Censorship
I know most of you that read this fairly often are used to an update from me once a day, but lately I just haven’t had the motivation. It’s not that I don’t have plenty of things to say [trust me], it’s that I’m constantly becoming aware of just how much stock people put in these words.
There was a time when no one here knew about the blog, and that isn’t the case anymore. For a lot of reasons, this is a good thing. For even more reasons, this is a bad thing. Don’t get me wrong: I love that people want to check in on me, and I’m flattered when people compliment the site. Shit, I’m flattered when people hate it, that’s not the issue. The problem is that people’s expectations and or judements mean hardly anything to me, but I’m forced to consider them anyway.
A friend here told me months ago to ignore the stress of writing for an immediate “audience”, and to just write like I always have. This person made it clear to me that I shouldn’t be altering what I want to say for anyone, and I totally agree. I’m having problems following through with this, no matter how much I want to. There is always something to consider when writing something up, and frankly I’m sick of it.
I guess I miss the privacy [I know, “privacy” on the internet, haha. I mean privacy as in only strangers read it and I didn’t have to answer questions about things I wrote to acquaintances and strangers] I used to have. The site began as a way to keep in touch with family while I was in Germany, and morphed into a place to test chapters for a book, and keep sane while in a really bizarre situation. Now it’s barely an indication of me at all - it is so watered down and boring I feel like it’s totally pointless.

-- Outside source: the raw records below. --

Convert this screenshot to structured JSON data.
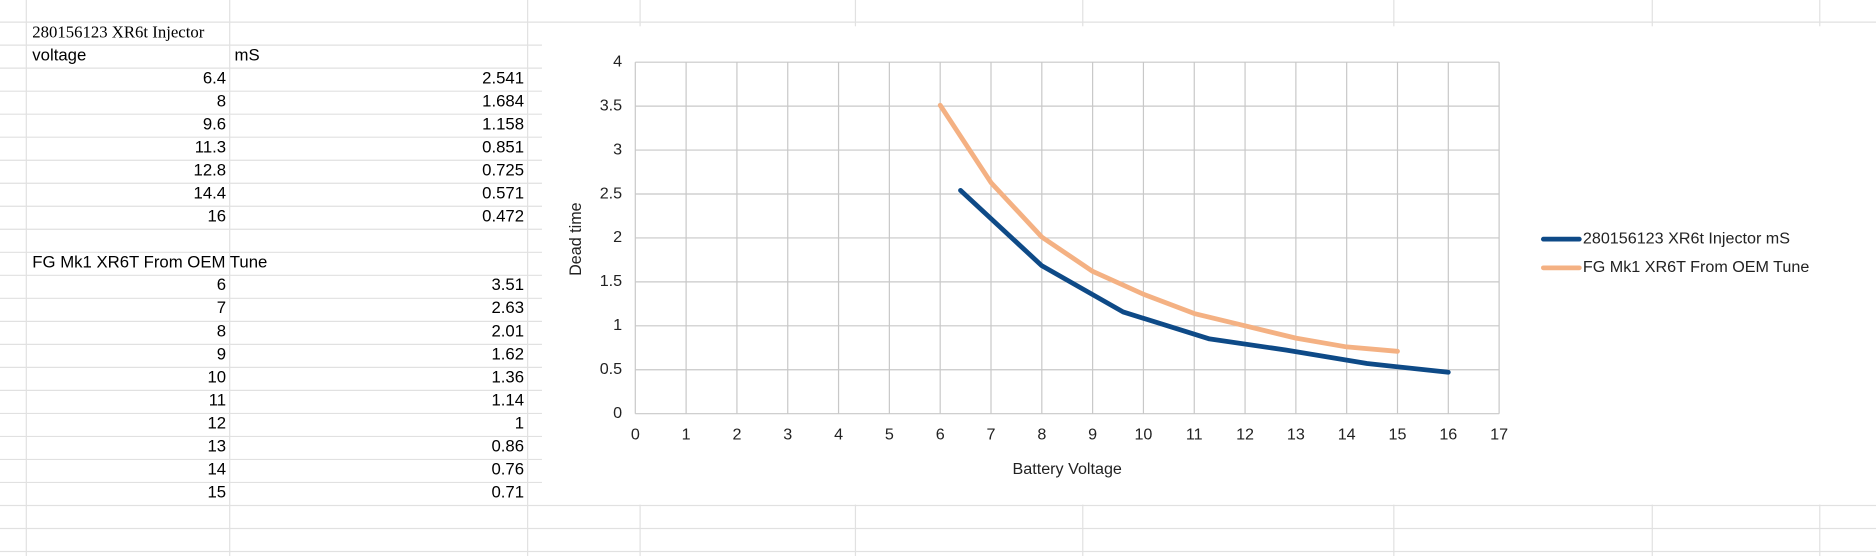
{
  "sheet": {
    "table_title": "280156123 XR6t Injector",
    "col_x": "voltage",
    "col_y": "mS"
  },
  "chart_data": {
    "type": "line",
    "xlabel": "Battery Voltage",
    "ylabel": "Dead time",
    "xlim": [
      0,
      17
    ],
    "xticks": [
      0,
      1,
      2,
      3,
      4,
      5,
      6,
      7,
      8,
      9,
      10,
      11,
      12,
      13,
      14,
      15,
      16,
      17
    ],
    "ylim": [
      0,
      4
    ],
    "yticks": [
      0,
      0.5,
      1,
      1.5,
      2,
      2.5,
      3,
      3.5,
      4
    ],
    "grid": true,
    "legend": "right",
    "series": [
      {
        "name": "280156123 XR6t Injector mS",
        "color": "#0e4a87",
        "x": [
          6.4,
          8,
          9.6,
          11.3,
          12.8,
          14.4,
          16
        ],
        "values": [
          2.541,
          1.684,
          1.158,
          0.851,
          0.725,
          0.571,
          0.472
        ]
      },
      {
        "name": "FG Mk1 XR6T From OEM Tune",
        "color": "#f4b183",
        "x": [
          6,
          7,
          8,
          9,
          10,
          11,
          12,
          13,
          14,
          15
        ],
        "values": [
          3.51,
          2.63,
          2.01,
          1.62,
          1.36,
          1.14,
          1,
          0.86,
          0.76,
          0.71
        ]
      }
    ]
  }
}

My dearest friend in the States, Caz, gave me solid advice: Fuck ‘em. I should, and she’s totally right. The problem is that I simply don’t have time to deal with the ramifications of being totally unfiltered. My mom doesn’t want to read about an argument we had on this weblog. I don’t have time for any more unnecessary dirty looks and judgements regarding how I choose to parent my son - I get enough of those already for less important reasons. I don’t feel comfortable making Husband Bad posts anymore because my mother in law reads the site, and I don’t like to talk about things Dash does with his friends because I’m afraid of someone reading and either being upset they are mentioned or mad that they weren’t.
I can’t win. Yes, I could make entries every day that go something like this:
Everything is great and I love everyone and nothing went wrong and there isn’ t anything to be irritated at and woo hoo super happy face!
but that’s not me, and I refuse to become that person.
I don’t know what will end up happening with this site. Maybe some of the other moms who read this can sympathize [I know a TON of you have been in similar, if not identical situations and might have some good advice] and at the very least, relate to reading someone write about not wanting to write. One good thing to come out of all of this is the completion of some very exciting chapter in the book, so I try to keep positive that way. Most of the time, however, I tend to get pissed off at people when I think about this place. If you think I’m talking about you, just calm the fuck down and consider the fact that you’re not as goddamned important as you think you are.
J., R., A.: Thank you for keeping me sane during all of this!